Hash Generator
Generate MD5, SHA-1, SHA-256, and SHA-512 hashes from text directly in your browser.
091c8dcba9ab6ba8de38b838ff995d90Generating...Generating...Generating...What text hashes are for
Hashes are compact fingerprints for exact text. They are useful when you need to compare whether two snippets, exported files, or copied configuration values are byte-for-byte the same after normalisation.
Do not use unsalted hashes as password storage. MD5 and SHA-1 are included for compatibility with older checks, while SHA-256 and SHA-512 are better choices for modern integrity fingerprints.
About the Hash generator
A hash function turns any input, of any length, into a fixed-size fingerprint that changes completely if even one character of the input changes. This tool computes four of them side by side, live as you type: MD5, SHA-1, SHA-256, and SHA-512. Paste a string and you immediately see all four hex digests, which is handy for verifying a checksum, comparing two values, or generating a stable key from some text.
Use it to confirm that a download matches a published checksum, to spot whether two pieces of text are identical without reading them, or to learn how a tiny input change cascades into a totally different digest. The SHA family is computed with your browser's built-in Web Crypto engine; MD5 is computed in JavaScript since browsers no longer expose it natively.
How to use it
- Type or paste your text into the input box.
- Watch all four digests (MD5, SHA-1, SHA-256, SHA-512) recompute instantly as the input changes.
- Compare a digest against a checksum you were given by eye, or copy it for an exact match.
- Click Copy on any row to put that one hash on your clipboard.
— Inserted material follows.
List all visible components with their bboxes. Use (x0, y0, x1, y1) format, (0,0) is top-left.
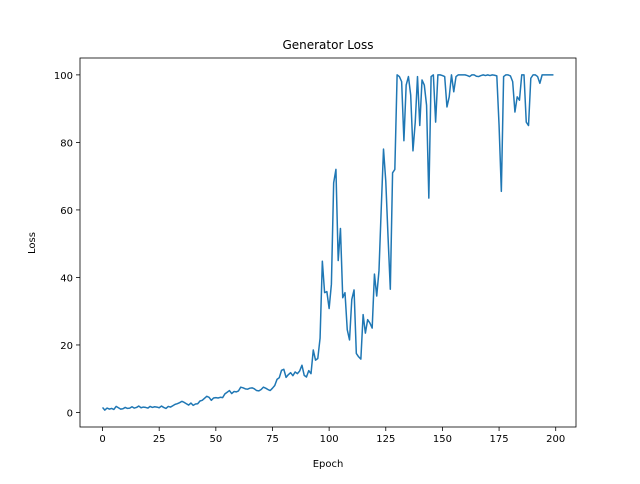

- Change a single character to see how completely the output shifts, which demonstrates the avalanche effect.
Examples
Verify a download checksum
A project publishes a SHA-256 for its release file. Paste the same content here, read the SHA-256 row, and compare it character by character against the published value. If they match the file is intact and unmodified; if even two characters differ, the content is not the same.
See the avalanche effect
Hash 'hello', then hash 'Hello'. A single capital letter produces an entirely different SHA-256 with no resemblance to the first. This is by design: a good hash spreads any input change across the whole output, so you cannot infer how close two inputs are from their digests.
Compare two strings safely
Note the SHA-512 of one block of text, then of a second you suspect is identical. Matching 128-character hex strings mean the inputs are the same, which is faster and less error-prone than scanning two walls of text line by line.
Frequently asked questions
- Which algorithms does this tool offer?
- Four: MD5 (128-bit), SHA-1 (160-bit), SHA-256 (256-bit), and SHA-512 (512-bit). The SHA digests come from the browser's Web Crypto API, while MD5 is implemented in JavaScript because modern browsers do not provide it natively.
- Should I use MD5 or SHA-1 for security?
- No. MD5 and SHA-1 are both broken for security purposes: practical collision attacks exist, so they must not be used for signatures, certificates, or password storage. They remain fine as fast non-security checksums. For integrity that matters, use SHA-256 or SHA-512.
- Can I get the original text back from a hash?
- No. Hashing is one-way by design, so there is no decode. The only way to 'reverse' a hash is to guess inputs and hash them until one matches, which is why short or common strings are weak and why password hashing needs salting and slow algorithms.
- Is this suitable for hashing passwords?
- Not on its own. Raw MD5, SHA-1, and even SHA-256 are too fast and unsalted for password storage. Real password hashing uses a deliberately slow, salted algorithm such as bcrypt, scrypt, or Argon2. Use this tool for checksums and comparisons, not credential storage.
- Why might my hash differ from another tool's?
- Almost always because of input differences: a trailing newline, different whitespace, or a different text encoding. This tool hashes the UTF-8 bytes of exactly what is in the box, so a stray space or line ending changes every digit of the result.
Good to know
Hashes underpin a lot of everyday tooling: Git names every commit and file by its SHA, package managers verify downloads against a published digest, and content-addressed storage uses the hash as the key. The defining property is determinism plus the avalanche effect: the same input always yields the same digest, and any change scrambles the whole thing.
Match the algorithm to the job. For pure integrity checks where nobody is trying to cheat, any of the four works and MD5 is fastest. The moment an adversary could craft a malicious file to collide with a good one, MD5 and SHA-1 are unsafe and you need SHA-256 or stronger. For passwords, none of these bare hashes is appropriate. And remember a hash only proves two inputs are the same; a mismatch tells you they differ, not where, so use a diff tool to locate the actual change.